Cellulose acetate (CA-320S) allows pharmaceutical actives to be released at a controlled rate and over a predictable period. Eastman believes that the product has particular application in enabling the delivery of drugs at cellular membranes and in the intracellular matrix.
Across the pharmaceutical industry, patient compliance has become a key issue with drugmakers and packaging manufacturers alike focusing on making regimens easier to follow and more effective. This has generated a wide range of solutions, including transdermal patches to pump-based implants.
For oral drugs, controlled-release coatings are one of the most effective means of improving compliance, both in terms of cost and ease of manufacture. Compounds like cellulose acetate can reduce patient tablet-burden by ensuring that the medication in question is released over an extended period.
CA-320S is the newest member of Eastman's family of cellulose esters, which includes CA-398-10NF/EP, CAB 171-15 NF, and CA-320S NF/EP. It is manufactured under current good manufacturing conditions (cGMP) and is compliant with the requirements of both the US National Formulary (NF) and European Pharmacopeia (EP).
Eastman said that the addition of CA-320S to its portfolio will help it provide producers with a greater degree of flexibility when they are designing drug delivery systems for targeted and controlled, sustained, or extended release pharmaceutical indications.
A 2007 report by BCC Research estimated that the global excipient market would be worth more than $4.3bn (€2.8bn) by 2011, up from $3.5bn in 2006.
Chemicals market to consolidate?
Rising energy costs have forced a number of chemicals manufacturers to raise prices.

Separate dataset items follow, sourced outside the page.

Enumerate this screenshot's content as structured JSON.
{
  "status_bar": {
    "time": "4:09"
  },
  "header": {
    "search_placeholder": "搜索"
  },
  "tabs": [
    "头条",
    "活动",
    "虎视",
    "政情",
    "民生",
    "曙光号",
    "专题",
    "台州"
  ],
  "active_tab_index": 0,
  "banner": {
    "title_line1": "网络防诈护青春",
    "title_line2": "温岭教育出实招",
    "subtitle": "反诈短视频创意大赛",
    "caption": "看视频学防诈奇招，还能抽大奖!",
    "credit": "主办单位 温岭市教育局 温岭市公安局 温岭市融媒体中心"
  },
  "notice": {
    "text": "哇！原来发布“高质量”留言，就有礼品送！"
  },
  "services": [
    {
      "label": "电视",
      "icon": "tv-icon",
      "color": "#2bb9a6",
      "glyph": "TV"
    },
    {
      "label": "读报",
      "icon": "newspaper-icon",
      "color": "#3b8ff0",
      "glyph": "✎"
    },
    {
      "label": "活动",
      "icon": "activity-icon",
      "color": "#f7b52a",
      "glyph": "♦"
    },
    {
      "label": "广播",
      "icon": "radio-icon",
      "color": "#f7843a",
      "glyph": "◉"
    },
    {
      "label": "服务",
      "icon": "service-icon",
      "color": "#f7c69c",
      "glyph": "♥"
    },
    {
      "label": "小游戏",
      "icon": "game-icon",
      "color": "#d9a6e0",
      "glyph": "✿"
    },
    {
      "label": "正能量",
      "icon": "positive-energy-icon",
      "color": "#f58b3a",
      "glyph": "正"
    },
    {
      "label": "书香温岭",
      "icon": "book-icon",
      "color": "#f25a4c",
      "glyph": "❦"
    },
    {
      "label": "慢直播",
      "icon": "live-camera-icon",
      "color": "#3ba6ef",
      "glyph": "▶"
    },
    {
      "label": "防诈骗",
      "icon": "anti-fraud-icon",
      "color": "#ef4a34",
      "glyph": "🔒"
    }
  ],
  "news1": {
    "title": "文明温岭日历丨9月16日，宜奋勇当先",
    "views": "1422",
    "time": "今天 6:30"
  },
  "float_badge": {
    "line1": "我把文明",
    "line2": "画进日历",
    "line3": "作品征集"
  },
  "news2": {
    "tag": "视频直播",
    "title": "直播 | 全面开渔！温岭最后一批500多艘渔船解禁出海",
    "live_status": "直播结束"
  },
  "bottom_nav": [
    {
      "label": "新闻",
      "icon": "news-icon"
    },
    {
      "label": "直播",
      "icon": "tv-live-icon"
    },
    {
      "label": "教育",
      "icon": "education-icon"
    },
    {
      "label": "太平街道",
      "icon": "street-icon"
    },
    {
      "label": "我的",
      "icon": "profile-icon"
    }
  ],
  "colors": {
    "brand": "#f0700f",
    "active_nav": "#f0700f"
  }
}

In June, German chemicals giant BASF increased the price of several compounds used in the drug industry, including propionic acid and, earlier this week, Eastman followed suit and raised the cost of its EB solvent by $0.12 per 0.265kg.
In the current difficult climate, Dow Chemical's plans to buy coatings firm Rohm & Haas and Ashland's proposed $3.3bn.acquisition of specialty chemicals firm Hercules has led commentators to predict that the industry is about to undergo a period of consolidation.
As a result, organizations like Eastman are being mooted as potential takeover targets by many observers. Financial market website Dividend.com speculated that the relative strength of the company, coupled with its broad product portfolio, make it a strong buyout candidate.
Eastman was unavailable for comment.